The fall follows warnings from the travel industry about the negative impact of increased travel restrictions from the Trump administration.
UK visits slid 15.5% to about 774,800 and the number of Japanese travellers slipped 2.1% to 884,900.
The number of German visitors shrank almost 12% to about 360,000. Total European visitor numbers dropped by 10% to 2.6 million.
About 15.8 million people visited the US from foreign countries in the first three months of 2017, down by 4.2% year-on-year, according to the country’s National Travel & Tourism Office.
The number of visitors from Canada rose 5% year-on-year to 4.6 million during the quarter.

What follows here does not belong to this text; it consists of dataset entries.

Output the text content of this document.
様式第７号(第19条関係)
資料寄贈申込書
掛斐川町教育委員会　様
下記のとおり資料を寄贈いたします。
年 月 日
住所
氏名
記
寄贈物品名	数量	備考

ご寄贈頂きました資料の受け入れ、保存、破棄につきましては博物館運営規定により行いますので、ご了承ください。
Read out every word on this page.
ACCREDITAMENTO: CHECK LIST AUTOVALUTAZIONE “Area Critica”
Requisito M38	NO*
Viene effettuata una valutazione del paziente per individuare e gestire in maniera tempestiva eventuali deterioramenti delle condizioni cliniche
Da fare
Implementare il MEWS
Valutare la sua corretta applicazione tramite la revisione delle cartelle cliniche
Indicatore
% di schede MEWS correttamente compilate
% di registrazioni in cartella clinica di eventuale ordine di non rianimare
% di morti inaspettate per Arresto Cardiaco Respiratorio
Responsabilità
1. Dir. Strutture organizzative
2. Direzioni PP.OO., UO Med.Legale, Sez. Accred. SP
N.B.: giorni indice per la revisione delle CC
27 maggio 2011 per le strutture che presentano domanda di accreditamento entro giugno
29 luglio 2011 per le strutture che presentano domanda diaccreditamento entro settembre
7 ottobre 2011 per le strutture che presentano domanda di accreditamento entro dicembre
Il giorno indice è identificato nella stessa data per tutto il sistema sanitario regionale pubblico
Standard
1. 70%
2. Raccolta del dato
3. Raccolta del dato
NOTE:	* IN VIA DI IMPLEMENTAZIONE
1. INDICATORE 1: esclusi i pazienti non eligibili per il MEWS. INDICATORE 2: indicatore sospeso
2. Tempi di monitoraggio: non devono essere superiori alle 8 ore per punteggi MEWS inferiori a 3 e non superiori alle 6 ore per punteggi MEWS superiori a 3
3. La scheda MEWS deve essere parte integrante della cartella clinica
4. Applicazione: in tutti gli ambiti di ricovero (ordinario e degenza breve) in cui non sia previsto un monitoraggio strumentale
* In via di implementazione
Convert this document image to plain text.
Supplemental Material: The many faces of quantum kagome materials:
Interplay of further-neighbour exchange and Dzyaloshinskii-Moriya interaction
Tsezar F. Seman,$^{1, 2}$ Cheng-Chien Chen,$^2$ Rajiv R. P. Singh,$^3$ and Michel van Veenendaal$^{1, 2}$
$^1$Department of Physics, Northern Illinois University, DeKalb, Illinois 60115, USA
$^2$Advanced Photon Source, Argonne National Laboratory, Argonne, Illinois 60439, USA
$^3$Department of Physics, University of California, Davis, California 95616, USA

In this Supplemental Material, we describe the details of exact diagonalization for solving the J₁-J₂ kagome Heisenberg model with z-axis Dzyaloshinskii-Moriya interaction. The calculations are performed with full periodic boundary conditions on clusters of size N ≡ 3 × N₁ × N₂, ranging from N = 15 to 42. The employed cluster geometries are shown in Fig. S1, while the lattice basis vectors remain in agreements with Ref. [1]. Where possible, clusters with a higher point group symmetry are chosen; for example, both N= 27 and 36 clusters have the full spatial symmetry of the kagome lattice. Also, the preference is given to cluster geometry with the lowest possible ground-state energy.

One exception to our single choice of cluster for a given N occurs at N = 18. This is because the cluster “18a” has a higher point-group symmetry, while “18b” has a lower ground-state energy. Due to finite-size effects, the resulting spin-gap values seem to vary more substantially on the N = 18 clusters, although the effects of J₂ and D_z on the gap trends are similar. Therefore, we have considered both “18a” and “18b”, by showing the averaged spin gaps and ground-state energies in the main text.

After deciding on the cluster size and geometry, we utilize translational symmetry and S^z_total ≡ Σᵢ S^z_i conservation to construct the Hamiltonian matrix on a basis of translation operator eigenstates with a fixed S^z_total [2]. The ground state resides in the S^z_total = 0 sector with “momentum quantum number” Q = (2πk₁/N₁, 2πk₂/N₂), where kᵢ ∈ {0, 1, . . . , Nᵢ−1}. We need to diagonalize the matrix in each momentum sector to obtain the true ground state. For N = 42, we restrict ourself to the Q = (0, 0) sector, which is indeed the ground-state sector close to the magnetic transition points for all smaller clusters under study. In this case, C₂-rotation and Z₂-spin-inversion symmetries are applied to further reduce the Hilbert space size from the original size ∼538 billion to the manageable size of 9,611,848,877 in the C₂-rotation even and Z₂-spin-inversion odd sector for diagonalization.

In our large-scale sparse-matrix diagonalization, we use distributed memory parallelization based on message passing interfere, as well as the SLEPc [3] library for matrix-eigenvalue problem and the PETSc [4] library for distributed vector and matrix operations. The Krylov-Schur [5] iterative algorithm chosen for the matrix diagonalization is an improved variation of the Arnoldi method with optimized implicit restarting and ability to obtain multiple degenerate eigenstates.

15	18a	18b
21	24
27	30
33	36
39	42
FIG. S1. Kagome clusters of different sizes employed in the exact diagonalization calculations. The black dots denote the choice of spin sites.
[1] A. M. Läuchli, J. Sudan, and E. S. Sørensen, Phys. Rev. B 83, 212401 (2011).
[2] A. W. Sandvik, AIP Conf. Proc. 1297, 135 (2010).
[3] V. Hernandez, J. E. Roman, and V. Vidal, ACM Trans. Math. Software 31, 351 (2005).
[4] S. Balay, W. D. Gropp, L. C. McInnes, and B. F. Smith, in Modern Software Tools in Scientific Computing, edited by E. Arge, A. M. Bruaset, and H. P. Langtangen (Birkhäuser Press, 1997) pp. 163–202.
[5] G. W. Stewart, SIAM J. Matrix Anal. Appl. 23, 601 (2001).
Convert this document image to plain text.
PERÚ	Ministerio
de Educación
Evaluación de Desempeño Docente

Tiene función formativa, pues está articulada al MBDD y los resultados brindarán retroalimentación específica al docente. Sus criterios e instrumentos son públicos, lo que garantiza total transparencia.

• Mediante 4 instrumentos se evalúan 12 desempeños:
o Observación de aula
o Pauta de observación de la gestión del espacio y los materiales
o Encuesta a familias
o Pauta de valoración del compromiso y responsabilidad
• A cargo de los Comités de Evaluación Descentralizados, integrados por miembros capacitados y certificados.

But visits from the next four major tourist markets – Mexico, the UK, Japan and Germany – were down in the January through March period.
The number of travellers from Mexico fell by 7.1% to 3.9 million. The number of visitors from the Middle East plunged 25% year-on-year to 204,000.
The US announced new visa restrictions for six mainly Muslim countries and banned laptops on some flights earlier this year. It reversed the laptop policy in July.
The US Commerce Department defended the administration’s record, pointing to a rise in travel-related spending, which increased 3% year-on-year in the first half of 2017, the BBC reported.
“This proves that international travellers know that the safety enhancements introduced by the Trump administration are far more important than the processing inconveniences from them,” Commerce Department secretary Wilbur Ross said.
The number of international visitors to the US rose steadily from 2009, peaking at 77.5 million in 2015.
Visits fell 2.4% in 2016, with Canada and Mexico accounting for just over half of the travellers.
The US was the only country among major destinations where long-haul bookings declined in the first half of the year, ForwardKeys reported in June.